Buoni spesa per generi alimentari, Esclusione dei nuclei in stato di bisogno non residenti anagraficamente, Tribunale Amministrativo Regionale per l’Abruzzo, decreto del 21 aprile 2020

Tribunale Amministrativo Regionale per l’ Abruzzo

(Sezione Prima)

Il Presidente

ha pronunciato il presente

DECRETO

sul ricorso numero di registro generale 124 del 2020, proposto da
-OMISSIS-, rappresentato e difeso dall’avvocato Fausto Corti, con domicilio digitale come da PEC da Registri di Giustizia e domicilio eletto presso il suo studio in L’Aquila, via Caserma Angelini n. 14;

contro

Comune dell’Aquila non costituito in giudizio;

per l’annullamento

previa sospensione dell’efficacia,

nella sola parte in cui riservano l’accesso alla misura di sostegno ai nuclei familiari “residenti nel Comune dell’Aquila”, dei seguenti provvedimenti:

1) la Deliberazione della Giunta del Comune dell’Aquila n. 211/2020;

2) la successiva determinazione dirigenziale n. 1500/2020;

3) l’Avviso Pubblico per l’assegnazione dei buoni spesa per generi alimentari Emergenza Covid.19 – OPC n. 658 del 29 marzo 2020

 

Visti il ricorso e i relativi allegati;

Vista l’istanza di misure cautelari monocratiche proposta dal ricorrente, ai sensi dell’art. 56 cod. proc. amm.;

CONSIDERATO:

— che la ricorrente esattamente ricorda come il “Dipartimento per le Pari Opportunità della Presidenza del Consiglio – Ufficio per la promozione della parità di trattamento e la rimozione delle discriminazioni fondate sulla razza o sull’origine etnica” (UNAR) nelle “Linee Guida in materia di solidarietà alimentare in esecuzione dell’ordinanza della C.P.C.n. 658/2020 ha affermato che “..qualora fosse richiesto il requisito della residenza nei Comuni interessati, … questo requisito” avrebbe “…l’effetto di discriminare i potenziali beneficiari (senza fissa dimora) individuabili senza dubbio come soggetti in evidente stato di altissima fragilità sociale”;

–che, in conseguenza, il provvedimento impugnato non appare prima facie legittimo, nella parte in cui riserva l’accesso alla misura di sostegno ai nuclei in stato di bisogno, solo ai “residenti nel Comune dell’Aquila”;

RITENUTO altresì, quanto al danno, che in relazione alle lamentate difficoltà economica del nucleo familiare deve, pertanto, accogliersi l’istanza di sospensione interinale degli atti impugnati, nella parte in cui escludono la possibilità di accedere al bando ai cittadini non residenti anagraficamente e per l’effetto deve ammettersi con riserva la ricorrente a partecipare al bando per sé, per il marito -OMISSIS-e per il figlio -OMISSIS-.

P.Q.M.

Accoglie l’istanza di sospensione interinale degli atti impugnati nei sensi e nei modi di cui in motivazione.

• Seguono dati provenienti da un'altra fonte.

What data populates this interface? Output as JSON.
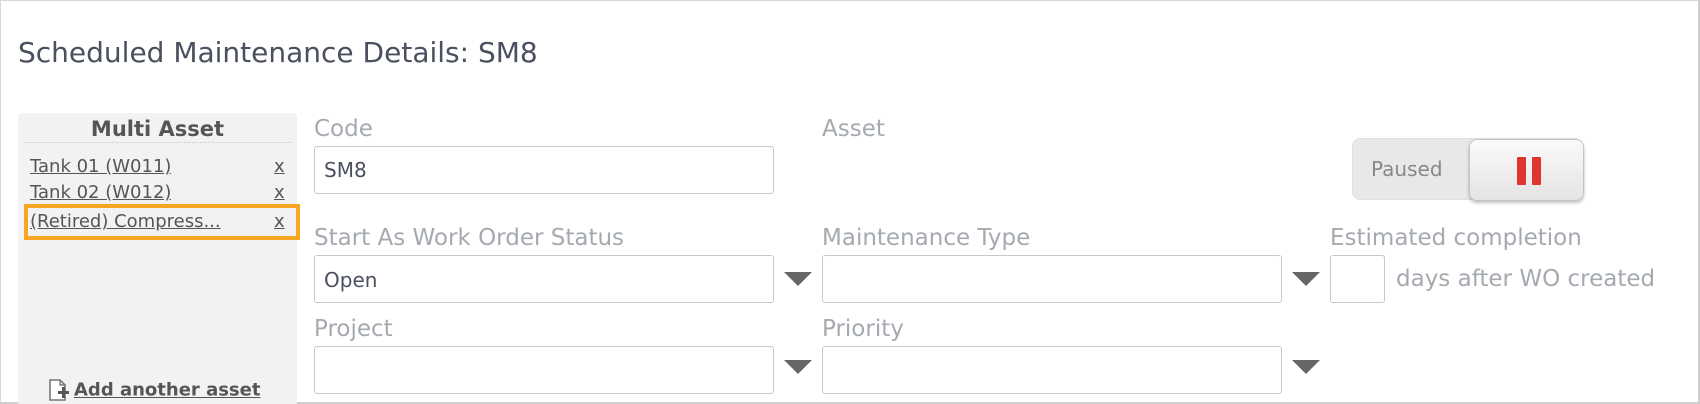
{
  "page": {
    "title": "Scheduled Maintenance Details: SM8"
  },
  "multi_asset": {
    "title": "Multi Asset",
    "items": [
      {
        "name": "Tank 01 (W011)",
        "remove": "x"
      },
      {
        "name": "Tank 02 (W012)",
        "remove": "x"
      },
      {
        "name": "(Retired) Compress...",
        "remove": "x",
        "highlighted": true
      }
    ],
    "add_label": "Add another asset"
  },
  "form": {
    "code_label": "Code",
    "code_value": "SM8",
    "asset_label": "Asset",
    "start_status_label": "Start As Work Order Status",
    "start_status_value": "Open",
    "maintenance_type_label": "Maintenance Type",
    "maintenance_type_value": "",
    "estimated_label": "Estimated completion",
    "estimated_value": "",
    "estimated_suffix": "days after WO created",
    "project_label": "Project",
    "project_value": "",
    "priority_label": "Priority",
    "priority_value": ""
  },
  "toggle": {
    "label": "Paused",
    "state": "paused",
    "pause_color": "#e0342f"
  },
  "colors": {
    "highlight": "#f5a623",
    "label_gray": "#a5a9b0",
    "title": "#4a5060"
  }
}
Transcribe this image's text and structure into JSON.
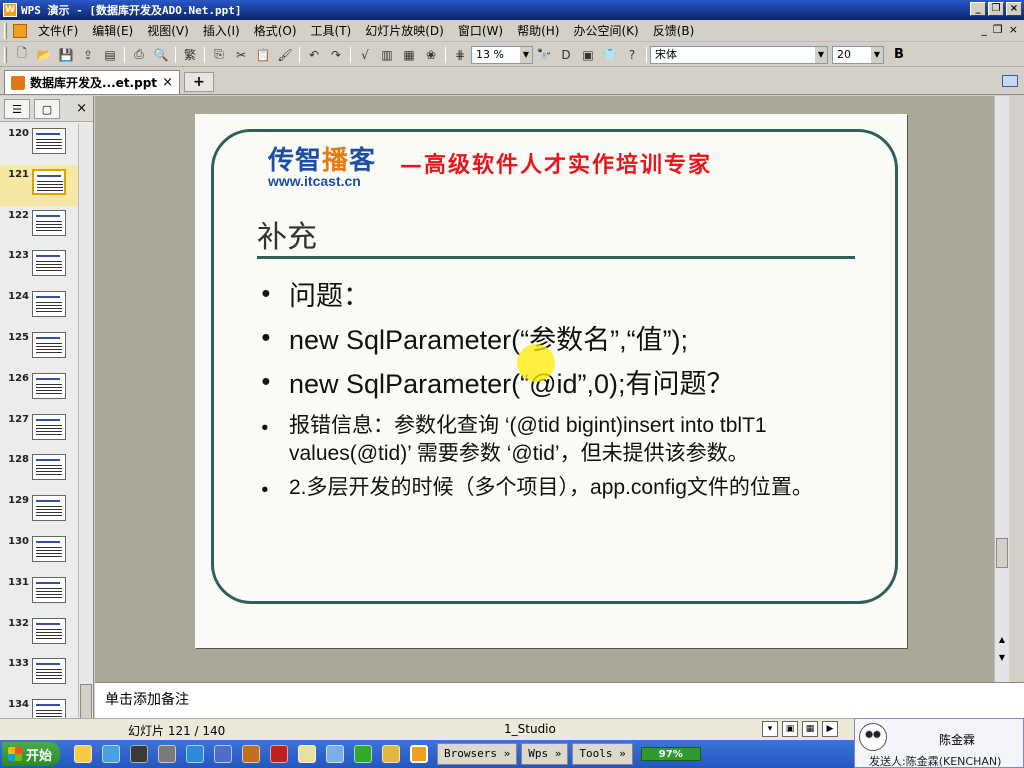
{
  "window": {
    "title": "WPS 演示 - [数据库开发及ADO.Net.ppt]"
  },
  "menu": {
    "items": [
      "文件(F)",
      "编辑(E)",
      "视图(V)",
      "插入(I)",
      "格式(O)",
      "工具(T)",
      "幻灯片放映(D)",
      "窗口(W)",
      "帮助(H)",
      "办公空间(K)",
      "反馈(B)"
    ]
  },
  "toolbar": {
    "zoom": "13 %",
    "font": "宋体",
    "font_size": "20",
    "bold": "B"
  },
  "tabs": {
    "doc_tab_label": "数据库开发及...et.ppt"
  },
  "thumbnails": [
    "120",
    "121",
    "122",
    "123",
    "124",
    "125",
    "126",
    "127",
    "128",
    "129",
    "130",
    "131",
    "132",
    "133",
    "134"
  ],
  "slide": {
    "logo_text": "传智播客",
    "logo_url": "www.itcast.cn",
    "tagline": "—高级软件人才实作培训专家",
    "title": "补充",
    "bullets": [
      "问题：",
      "new SqlParameter(“参数名”,“值”);",
      "new SqlParameter(“@id”,0);有问题？",
      "报错信息：参数化查询 ‘(@tid bigint)insert into tblT1 values(@tid)’ 需要参数 ‘@tid’，但未提供该参数。",
      "2.多层开发的时候（多个项目），app.config文件的位置。"
    ]
  },
  "notes": {
    "placeholder": "单击添加备注"
  },
  "status": {
    "slide_count": "幻灯片 121 / 140",
    "template": "1_Studio"
  },
  "taskbar": {
    "start": "开始",
    "groups": [
      "Browsers",
      "Wps",
      "Tools"
    ],
    "battery": "97%"
  },
  "chat": {
    "name": "陈金霖",
    "message": "发送人:陈金霖(KENCHAN)"
  }
}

Fissa la Camera di Consiglio per la discussione collegiale dell’istanza cautelare alla Camera di Consiglio del 20.5.2020.

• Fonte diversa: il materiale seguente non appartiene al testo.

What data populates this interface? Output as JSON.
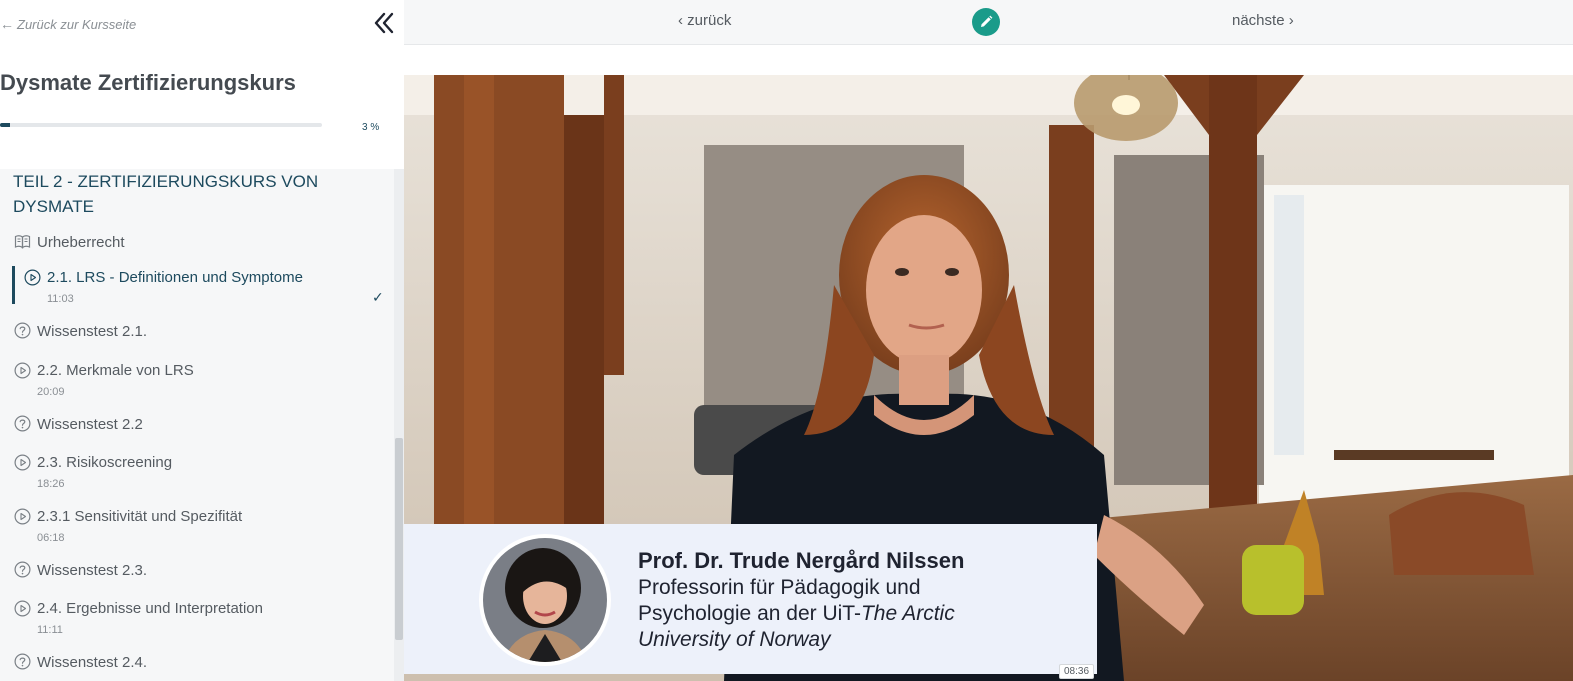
{
  "sidebar": {
    "back_label": "Zurück zur Kursseite",
    "course_title": "Dysmate Zertifizierungskurs",
    "progress_percent": 3,
    "progress_text": "3 %",
    "section_title": "TEIL 2 - ZERTIFIZIERUNGSKURS VON DYSMATE",
    "items": [
      {
        "type": "book",
        "label": "Urheberrecht",
        "duration": ""
      },
      {
        "type": "video",
        "label": "2.1. LRS - Definitionen und Symptome",
        "duration": "11:03",
        "active": true,
        "completed": true
      },
      {
        "type": "quiz",
        "label": "Wissenstest 2.1.",
        "duration": ""
      },
      {
        "type": "video",
        "label": "2.2. Merkmale von LRS",
        "duration": "20:09"
      },
      {
        "type": "quiz",
        "label": "Wissenstest 2.2",
        "duration": ""
      },
      {
        "type": "video",
        "label": "2.3. Risikoscreening",
        "duration": "18:26"
      },
      {
        "type": "video",
        "label": "2.3.1 Sensitivität und Spezifität",
        "duration": "06:18"
      },
      {
        "type": "quiz",
        "label": "Wissenstest 2.3.",
        "duration": ""
      },
      {
        "type": "video",
        "label": "2.4. Ergebnisse und Interpretation",
        "duration": "11:11"
      },
      {
        "type": "quiz",
        "label": "Wissenstest 2.4.",
        "duration": ""
      }
    ],
    "check_mark": "✓"
  },
  "topbar": {
    "prev_label": "zurück",
    "next_label": "nächste",
    "edit_icon": "pencil-icon"
  },
  "video": {
    "speaker_name": "Prof. Dr. Trude Nergård Nilssen",
    "speaker_role_line1": "Professorin für Pädagogik und",
    "speaker_role_line2": "Psychologie an der UiT-",
    "speaker_role_italic": "The Arctic",
    "speaker_role_line3": "University of Norway",
    "timestamp": "08:36"
  },
  "colors": {
    "accent": "#1d4a5e",
    "edit_button": "#1a9b8a",
    "sidebar_bg": "#f6f7f8"
  }
}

Il presente decreto sarà eseguito dall’Amministrazione ed è depositato presso la Segreteria del Tribunale che provvederà a darne comunicazione alle parti.

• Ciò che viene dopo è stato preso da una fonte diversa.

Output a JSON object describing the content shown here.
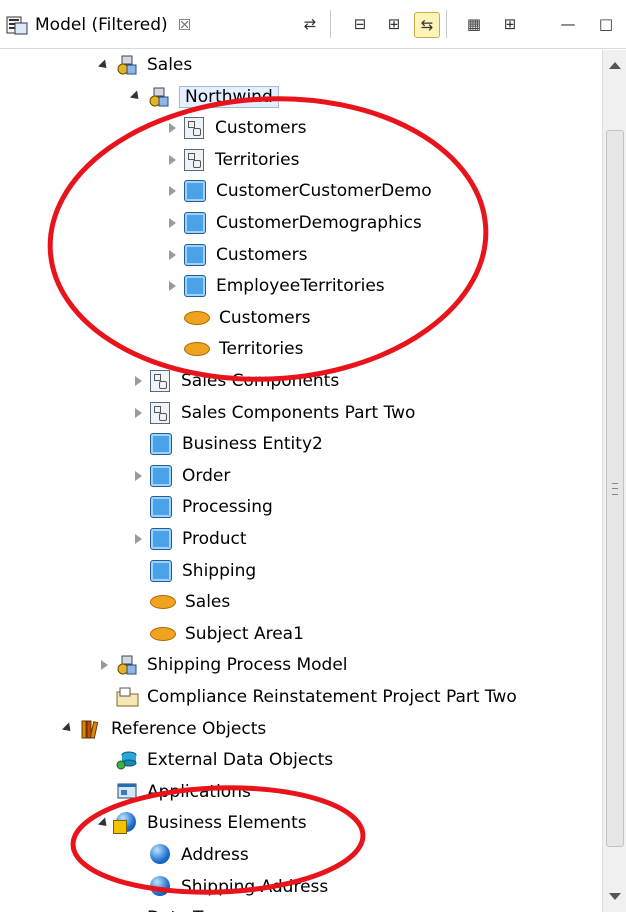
{
  "view": {
    "title": "Model (Filtered)",
    "close_glyph": "☒",
    "icon": "model-view-icon"
  },
  "toolbar": [
    {
      "name": "sync-icon",
      "glyph": "⇄"
    },
    {
      "name": "collapse-all-icon",
      "glyph": "⊟"
    },
    {
      "name": "expand-all-icon",
      "glyph": "⊞"
    },
    {
      "name": "link-with-editor-icon",
      "glyph": "⇆"
    },
    {
      "name": "new-diagram-icon",
      "glyph": "▦"
    },
    {
      "name": "hierarchy-icon",
      "glyph": "⊞"
    },
    {
      "name": "minimize-icon",
      "glyph": "—"
    },
    {
      "name": "maximize-icon",
      "glyph": "□"
    }
  ],
  "tree": [
    {
      "label": "Sales",
      "toggle": "open",
      "icon": "process-model-icon"
    },
    {
      "label": "Northwind",
      "toggle": "open",
      "icon": "process-model-icon",
      "selected": true
    },
    {
      "label": "Customers",
      "toggle": "closed",
      "icon": "diagram-icon"
    },
    {
      "label": "Territories",
      "toggle": "closed",
      "icon": "diagram-icon"
    },
    {
      "label": "CustomerCustomerDemo",
      "toggle": "closed",
      "icon": "entity-icon"
    },
    {
      "label": "CustomerDemographics",
      "toggle": "closed",
      "icon": "entity-icon"
    },
    {
      "label": "Customers",
      "toggle": "closed",
      "icon": "entity-icon"
    },
    {
      "label": "EmployeeTerritories",
      "toggle": "closed",
      "icon": "entity-icon"
    },
    {
      "label": "Customers",
      "toggle": "none",
      "icon": "subject-area-icon"
    },
    {
      "label": "Territories",
      "toggle": "none",
      "icon": "subject-area-icon"
    },
    {
      "label": "Sales Components",
      "toggle": "closed",
      "icon": "diagram-icon"
    },
    {
      "label": "Sales Components Part Two",
      "toggle": "closed",
      "icon": "diagram-icon"
    },
    {
      "label": "Business Entity2",
      "toggle": "none",
      "icon": "entity-icon"
    },
    {
      "label": "Order",
      "toggle": "closed",
      "icon": "entity-icon"
    },
    {
      "label": "Processing",
      "toggle": "none",
      "icon": "entity-icon"
    },
    {
      "label": "Product",
      "toggle": "closed",
      "icon": "entity-icon"
    },
    {
      "label": "Shipping",
      "toggle": "none",
      "icon": "entity-icon"
    },
    {
      "label": "Sales",
      "toggle": "none",
      "icon": "subject-area-icon"
    },
    {
      "label": "Subject Area1",
      "toggle": "none",
      "icon": "subject-area-icon"
    },
    {
      "label": "Shipping Process Model",
      "toggle": "closed",
      "icon": "process-model-icon"
    },
    {
      "label": "Compliance Reinstatement Project Part Two",
      "toggle": "none",
      "icon": "project-folder-icon"
    },
    {
      "label": "Reference Objects",
      "toggle": "open",
      "icon": "books-icon"
    },
    {
      "label": "External Data Objects",
      "toggle": "none",
      "icon": "external-data-icon"
    },
    {
      "label": "Applications",
      "toggle": "none",
      "icon": "applications-icon"
    },
    {
      "label": "Business Elements",
      "toggle": "open",
      "icon": "business-elements-icon"
    },
    {
      "label": "Address",
      "toggle": "none",
      "icon": "globe-icon"
    },
    {
      "label": "Shipping Address",
      "toggle": "none",
      "icon": "globe-icon"
    },
    {
      "label": "Data Types",
      "toggle": "none",
      "icon": "data-types-icon"
    }
  ],
  "annotation_color": "#e8131b"
}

A) Dati sensibili diversi dalla salute

Ritenuto che sussistano i presupposti di cui all’articolo 52, commi 1 e 2, del decreto legislativo 30 giugno 2003, n. 196 (e degli articoli 5 e 6 del Regolamento (UE) 2016/679 del Parlamento europeo e del Consiglio del 27 aprile 2016), a tutela dei diritti o della dignità della parte interessata, manda alla Segreteria di procedere all’oscuramento delle generalità della parte ricorrente e dei suoi familiari.

Così deciso in L’Aquila il giorno 21 aprile 2020.